Wel fusie, geen geloofseenheid
Per 1 mei 2023 fuseren de GKv en de NGK om gestalte te geven aan kerkelijke eenheid. Maar helaas moet worden gezegd, dat de verandering ván de beproefde leesregel van het geloof van de kerk náár de subjectieve leesregel(s) van de synode tot het omgekeerde heeft geleid: het is oorzaak van de ontstane verdeeldheid binnen de GKv en het isolement van de GKv wereldwijd. En al leidt het tot een organisatorische fusie, het brengt afstand tot geloofseenheid. De vagere omschrijvingen in de nieuw ontworpen kerkorde moeten dat verhullen. Dát zou voor alle leden en met name voor de voorgangers van de GKv een grote zorg moeten zijn. De vraag is te stellen: waarom sluiten de GKv en de NGK zich niet direct aan bij de Protestantse Kerk Nederland? Daar geldt al sinds 2004 dat de waarheid van de Schrift zich openbaart in tegenstellingen, tussen enerzijds de orthodoxie en anderzijds de vrijzinnigheid. ‘Bovengronds’ zijn ze tegenovergesteld aan elkaar in bijbeluitleg en belijdenissen, maar ‘in de grond’ acht men de waarheid één. De Protestantse Kerk in Nederland draagt dan ook terecht niet de naam: Gereformeerd. Ze wilde zich niet binden aan het geloof van de kerk. Maar ook dat was niet nieuw. Het is de organisatie die koning Willem I al voor ogen stond: een kerk waar de verschillen in geloofsinhoud onder het tapijt geveegd zouden worden. Had het nu 200 jaar later bij de fusie van de GKv en de NGK niet anders gemoeten, door plaats te geven aan gelóófseenheid?

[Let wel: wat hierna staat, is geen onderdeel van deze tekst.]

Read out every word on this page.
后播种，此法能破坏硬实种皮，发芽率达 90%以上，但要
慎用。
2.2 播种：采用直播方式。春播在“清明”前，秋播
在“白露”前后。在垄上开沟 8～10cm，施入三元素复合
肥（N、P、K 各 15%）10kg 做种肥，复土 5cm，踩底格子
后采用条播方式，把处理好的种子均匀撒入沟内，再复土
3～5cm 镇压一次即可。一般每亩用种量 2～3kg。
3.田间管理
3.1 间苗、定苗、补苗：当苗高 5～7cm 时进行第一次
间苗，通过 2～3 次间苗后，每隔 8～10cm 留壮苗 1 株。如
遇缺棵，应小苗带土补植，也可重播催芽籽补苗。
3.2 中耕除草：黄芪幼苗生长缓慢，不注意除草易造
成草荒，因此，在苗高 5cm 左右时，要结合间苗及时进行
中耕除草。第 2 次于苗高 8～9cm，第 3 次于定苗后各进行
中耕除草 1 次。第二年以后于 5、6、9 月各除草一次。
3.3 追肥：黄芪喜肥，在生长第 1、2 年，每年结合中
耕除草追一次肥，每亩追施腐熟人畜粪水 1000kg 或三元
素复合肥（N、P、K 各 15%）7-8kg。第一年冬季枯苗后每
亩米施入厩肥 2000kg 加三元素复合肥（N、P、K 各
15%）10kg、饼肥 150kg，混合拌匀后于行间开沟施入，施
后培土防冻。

[1] Zie bijv. J. van Bruggen, Vaste grond onder de voeten. De formule pistos ho logos in de Pastorale Brieven, in: J. Kamphuis, Bezield verband, Van den Berg, Kampen, 1984, p. 38. 

[2] A. van de Beek laat dat helder zien in zijn boek Ego. Een cultuuranalyse van het ik, KokBoekencentrum, Utrecht, 2022.

[3] Zie P.T. Pel en H.J. Room, Het Woord in geding, Kerngroep bezinning GKv, Lunteren, 2022, 2e druk, p. 9-114.

[4] Meer uitgebreid: zie A. v.d. Sloot, Samen Gereformeerd. Het licht op Groen, Ipenburg – Elburg, 2019, p. 41.